Figures on public trust also corroborate this. In global surveys, only 31% of Americans expressed trust that their government can effectively regulate AI, ranking second to last among all surveyed countries (China is last at 27%). The EU figure is 53%, a significant gap.

Meanwhile, Gen Z's sentiment towards AI is shifting. Once the earliest enthusiastic adopters of generative AI, survey data now shows rising anxiety and anger within this demographic. A researcher cited by TechCrunch put it more bluntly: "AI leaders themselves are saying 'if nothing is done, many people will suffer terribly,' and then wonder why the public is anxious. "

Four out of five American high school and college students use AI to complete academic tasks, yet only 6% of teachers report that their schools have clear AI usage policies. Capabilities are running ahead, frameworks are lagging behind, and the blank space in between is occupied by hundreds of millions of ordinary people using AI every day.

V. Training One Model Equals 17,000 Cars Running for a Year

AI capabilities are accelerating, and so are the costs. It's just that most of these costs are invisible.

The figures given in the report: xAI's Grok 4 training produced an estimated 72,800 tons of CO₂ equivalent in carbon emissions, equivalent to the greenhouse gases produced by 17,000 cars driving for an entire year. An independent estimate by Epoch AI suggests this number is even higher, at approximately 140,000 tons.

For comparison, OpenAI's GPT-4 training emissions were about 5,184 tons, and Meta's Llama 3.1 405B was about 8,930 tons. From GPT-4 to Grok 4, in less than two years, carbon emissions from a single training run have increased by more than 10 times.

Consumption on the inference side is also accumulating. The annual water consumption for GPT-4o inference (used for cooling data center servers or hydroelectric power generation) is estimated to exceed the annual drinking water needs of over 12 million people. The total electricity capacity of global AI data centers has reached 29.6 GW, equivalent to the peak electricity consumption of the entire state of New York, and comparable to the national electricity consumption of Switzerland or Austria.

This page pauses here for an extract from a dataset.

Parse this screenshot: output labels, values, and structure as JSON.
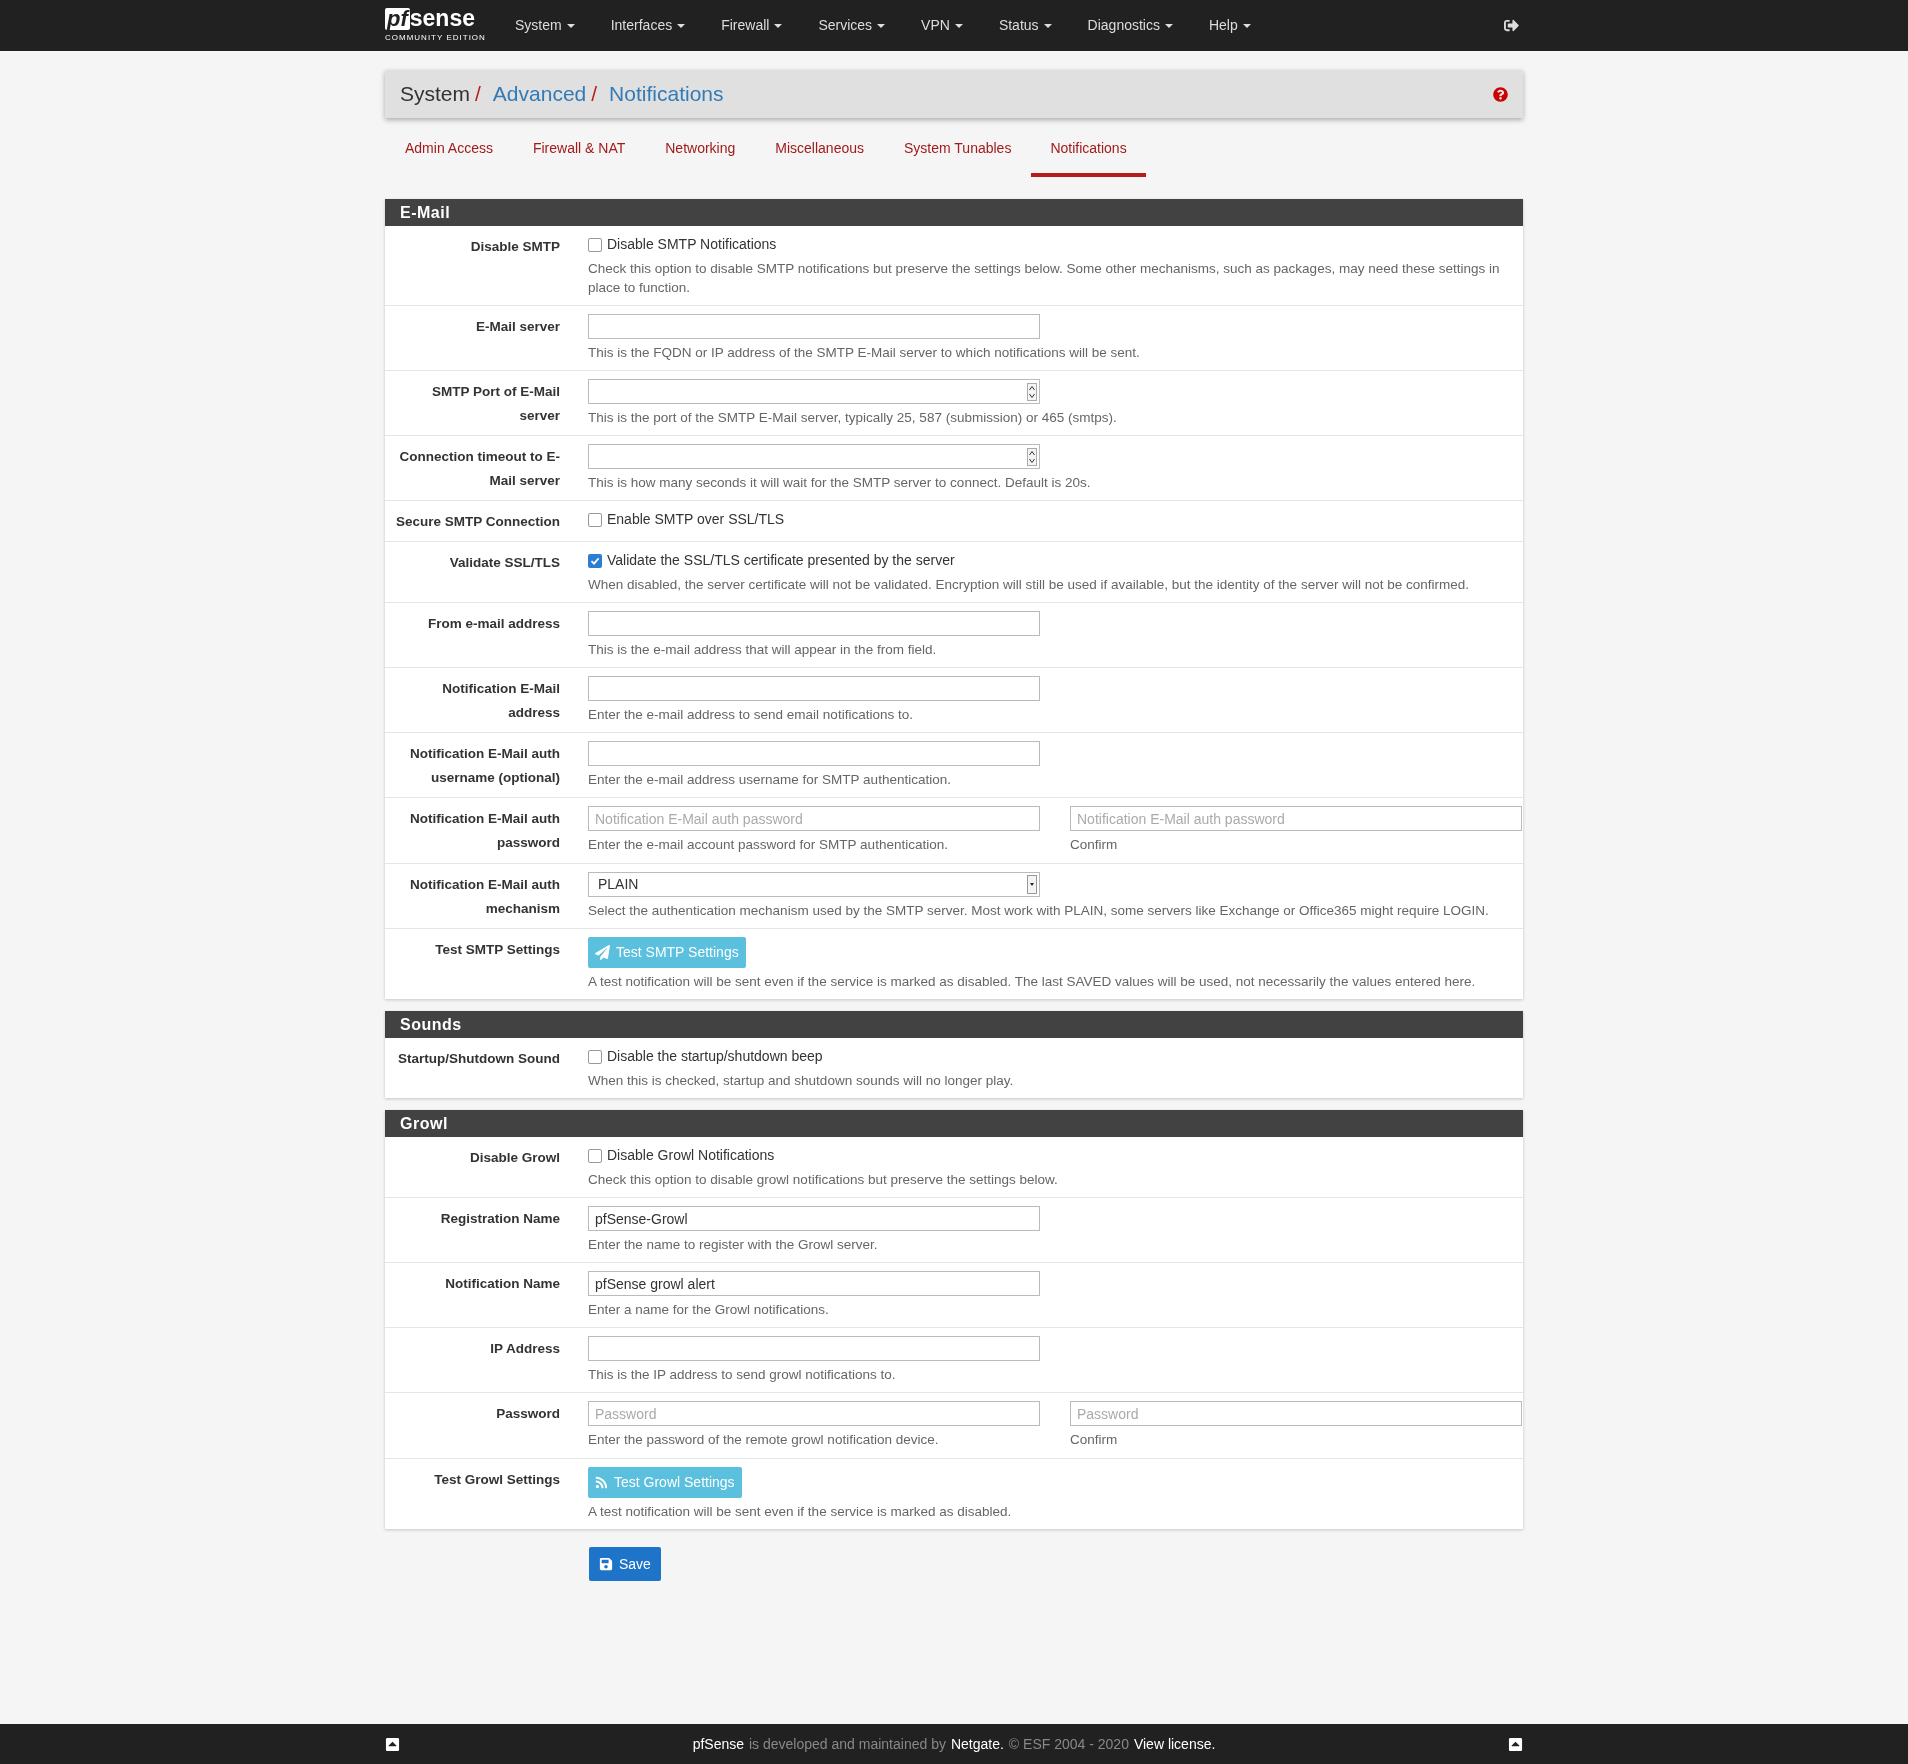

Growing in sync with energy consumption is the concentration of computing power. Nvidia's GPUs currently account for over 60% of the world's total AI computing power, while global AI computing power has grown 3.3 times annually since 2022, cumulatively reaching 30 times the 2021 level. The physical foundation of the entire AI system is accelerating towards concentration among a few hardware suppliers and hyperscale cloud service providers.

These costs do not appear on AI product price tags, nor in the statistical figures of productivity gains. But they are real; they are simply distributed across the atmosphere, groundwater, and power grids.

Final Thoughts

There is a detail in the report that can serve as a footnote for the entire piece.

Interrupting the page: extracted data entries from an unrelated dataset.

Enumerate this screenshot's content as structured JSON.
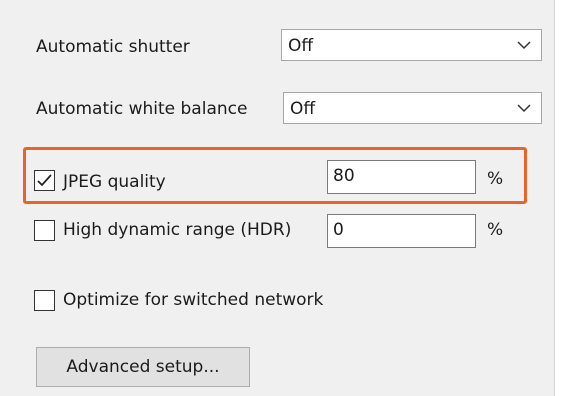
{
  "auto_shutter": {
    "label": "Automatic shutter",
    "value": "Off"
  },
  "auto_white_balance": {
    "label": "Automatic white balance",
    "value": "Off"
  },
  "jpeg_quality": {
    "label": "JPEG quality",
    "checked": true,
    "value": "80",
    "unit": "%"
  },
  "hdr": {
    "label": "High dynamic range (HDR)",
    "checked": false,
    "value": "0",
    "unit": "%"
  },
  "switched_network": {
    "label": "Optimize for switched network",
    "checked": false
  },
  "advanced_button": {
    "label": "Advanced setup..."
  },
  "colors": {
    "highlight": "#e8642b",
    "panel": "#f0f0f0"
  },
  "icons": {
    "combo_arrow": "chevron-down-icon",
    "check": "checkmark-icon"
  }
}
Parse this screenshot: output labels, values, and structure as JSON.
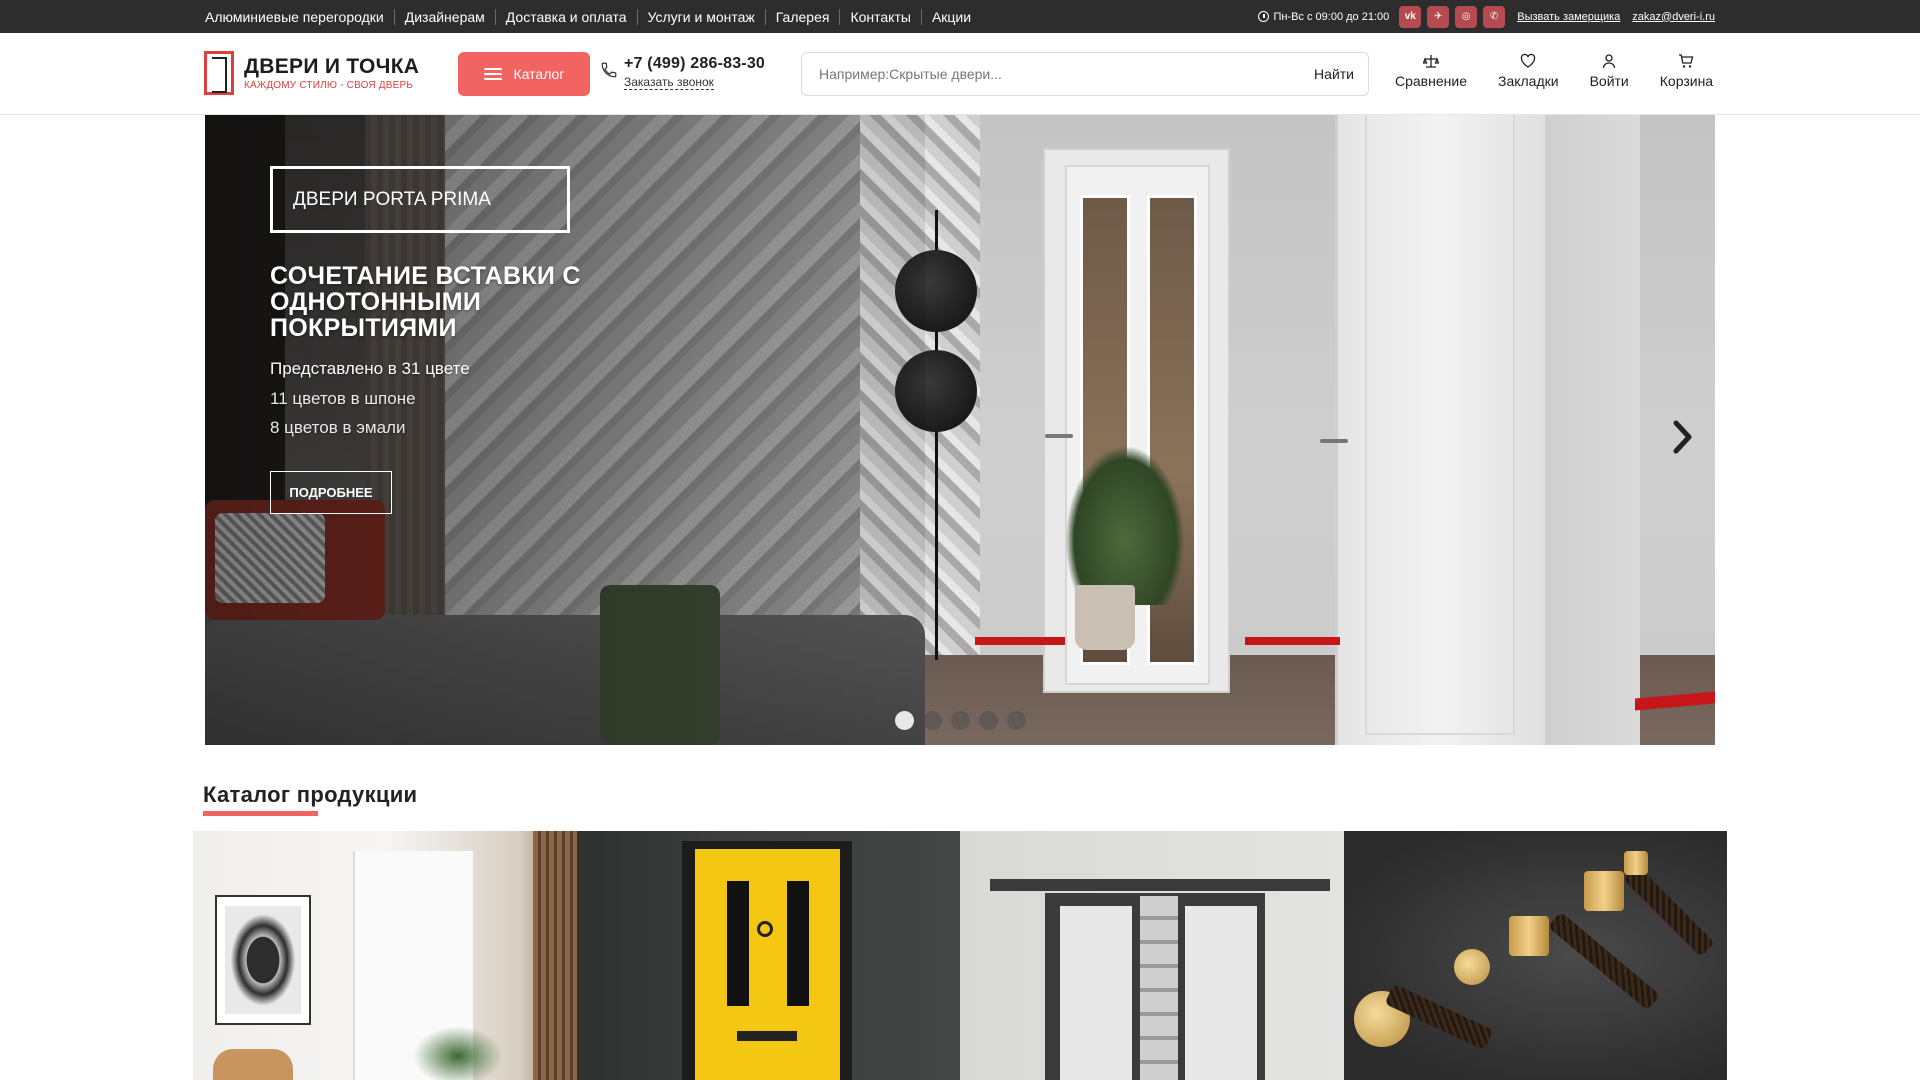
{
  "topbar": {
    "nav": [
      "Алюминиевые перегородки",
      "Дизайнерам",
      "Доставка и оплата",
      "Услуги и монтаж",
      "Галерея",
      "Контакты",
      "Акции"
    ],
    "hours": "Пн-Вс с 09:00 до 21:00",
    "social": [
      {
        "name": "vk-icon",
        "glyph": "vk",
        "color": "#b54a50"
      },
      {
        "name": "telegram-icon",
        "glyph": "✈",
        "color": "#b54a50"
      },
      {
        "name": "instagram-icon",
        "glyph": "◎",
        "color": "#b54a50"
      },
      {
        "name": "whatsapp-icon",
        "glyph": "✆",
        "color": "#b54a50"
      }
    ],
    "measure_link": "Вызвать замерщика",
    "email": "zakaz@dveri-i.ru"
  },
  "header": {
    "logo_title": "ДВЕРИ И ТОЧКА",
    "logo_sub": "КАЖДОМУ СТИЛЮ - СВОЯ ДВЕРЬ",
    "catalog_label": "Каталог",
    "phone": "+7 (499) 286-83-30",
    "callback": "Заказать звонок",
    "search_placeholder": "Например:Скрытые двери...",
    "search_button": "Найти",
    "icons": [
      {
        "label": "Сравнение",
        "icon": "compare-icon"
      },
      {
        "label": "Закладки",
        "icon": "heart-icon"
      },
      {
        "label": "Войти",
        "icon": "user-icon"
      },
      {
        "label": "Корзина",
        "icon": "cart-icon"
      }
    ]
  },
  "hero": {
    "badge": "ДВЕРИ PORTA PRIMA",
    "title": "СОЧЕТАНИЕ ВСТАВКИ С ОДНОТОННЫМИ ПОКРЫТИЯМИ",
    "sub1": "Представлено в 31 цвете",
    "sub2": "11 цветов в шпоне",
    "sub3": "8 цветов в эмали",
    "more_label": "ПОДРОБНЕЕ",
    "slides_count": 5,
    "active_slide": 1
  },
  "catalog": {
    "title": "Каталог продукции"
  },
  "colors": {
    "accent": "#f26461",
    "topbar_bg": "#2d2d2d",
    "social_bg": "#b54a50"
  }
}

AI can already solve Mathematical Olympiad problems, but it still cannot reliably read analog clocks.

This unevenness is not a bug in AI; it is a characteristic of this stage. Capabilities in certain dimensions have already exceeded the range humans can intuitively verify, while other dimensions are still crawling. We are currently at a moment where both curves are moving rapidly—high-speed capability expansion coincides with a simultaneous slide in governance, trust, and transparency.

As Stanford researchers wrote in the report's preface: This year's report reveals that the gap between "what AI can do" and "whether we are prepared to manage it" is widening. What this report itself can do is use data to make the gap visible.

What happens after the gap widens is another question.